Quick Start#

Installation#

You can clone the repository of alpinac : https://gitlab.com/empa503/atmospheric-measurements/alpinac .

The install with pip:

pip install .

This should install alpinac and all the requirements.

Usage#

From Python#

The main function for using alpinac is :py:func:alpinac.mode_identification.main.make_identification . This can be called from python direcly by specifying the correct arguments.

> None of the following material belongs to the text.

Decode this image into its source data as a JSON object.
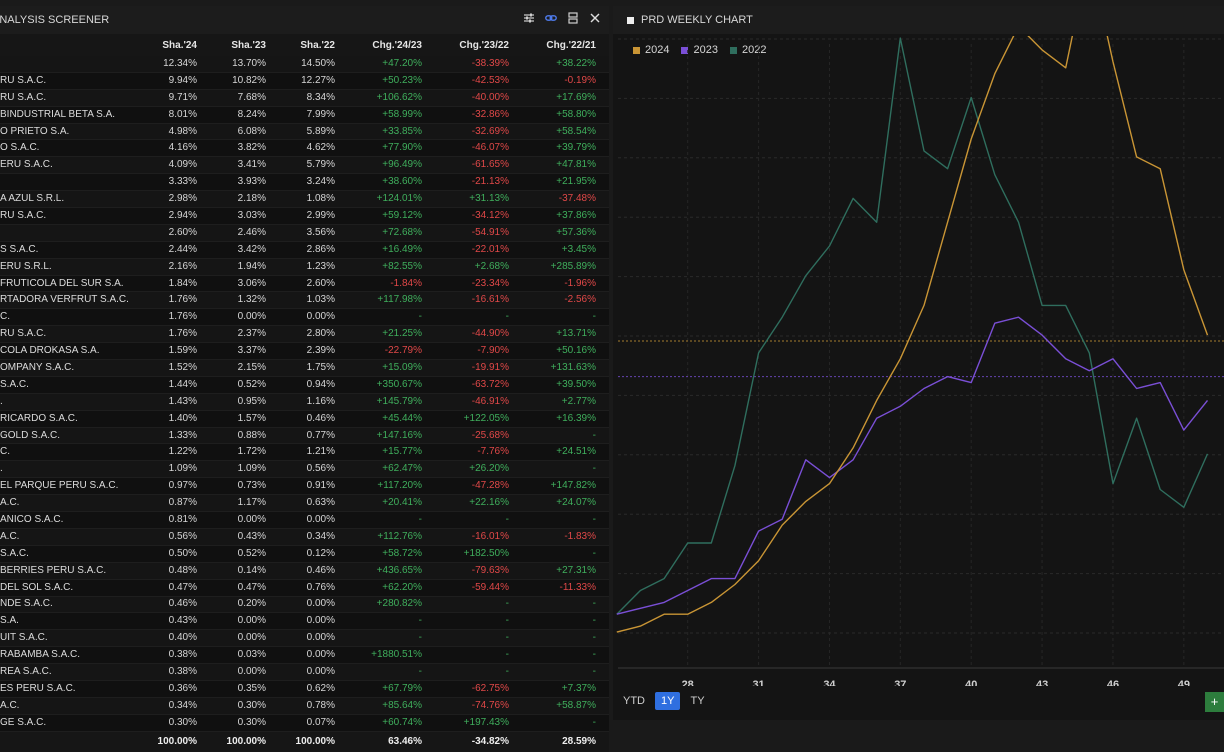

The function make_identification must be imported from alpinac using:

from alpinac.mode_identification.main import make_identification

Command Line#

If you have a file containing the fragments to analyze, you can use the command line interface of alpinac:

python -m alpinac.mode_identification <filename> [--target-elements <elements> --target-formula <formula>  --verbose-knapsack]

You can see more details on the command line usage using:

python -m alpinac.mode_identification --help

Input data#

The required data is a file containing the fragments to analyze.

Input data are text files with the following columns:

RT: Retention time in seconds (unused)
mass: Measured mass, m/z
mass_u_ppm: Uncertainty of the measured mass (measurement noise), ppm, 1 sigma
mass_cal_u_ppm: Uncertainty of the mass calibration, ppm, 1 sigma
area: Measured signal intensity
area_u: Uncertainty of the measured intensity (unsued)
peak_width: Width of the mass peak, 1 sigma
peak_alpha: Fraction of Lorenzian peak shape, use zero if your peak is Gaussian.
compound_bin: Index of time bin, all co-eluting masses should have the same value.
LOD: Limit of detection for the measured mass (unsued)
SN: Ratio signal/noise (unused)
Ionisation: Ionisation type, can be EI or CI
Adduct: The molecule that is used as adduct, required for CI ionization
Spectrum_id: Id of the belonging spectrum, (if more than one spectrum is analyzed)

A few columns are not used yet but may be taken into account in future developments.

Some examples can be found on the gitlab repository: https://gitlab.com/empa503/atmospheric-measurements/alpinac/-/tree/master/data/nontarget_screening/fragments

Reading the output#

Using the command line interface, the output is saved in a folder containing many files. If you use the python interface, the output is returned as a dictionary of dedicated classes to store the output. Here we simply describe the output of the command line interface, the python objects are described in the API section.

The identification returns many results. Each compound from the input file is saved separately. The most important are the following:

The most likely molecular ions, with assigned probablities: most_likely_mol_ions.txt
The identification of each individual fragments in the file: results_file_mygu.txt containing the following columns:

Percentage of signal for the chemical formula, compared to the sum of measured signal
Retention time
Percentage of signal compared to the largest peak - the largest peak has a value of 100.
Measured mass, m/z
Reconstructed exact mass, m/z
Combined uncertainty of the measured mass as computed from Eq. (1) in the paper, ppm
Mass difference between measured and exact masses, ppm
Reconstructed chemical formula
DBE (double bound equivalent)
Absolute intensity assigned to this chemical formula
Fraction of the measured peak assigned to this chemical formula
Ionisation type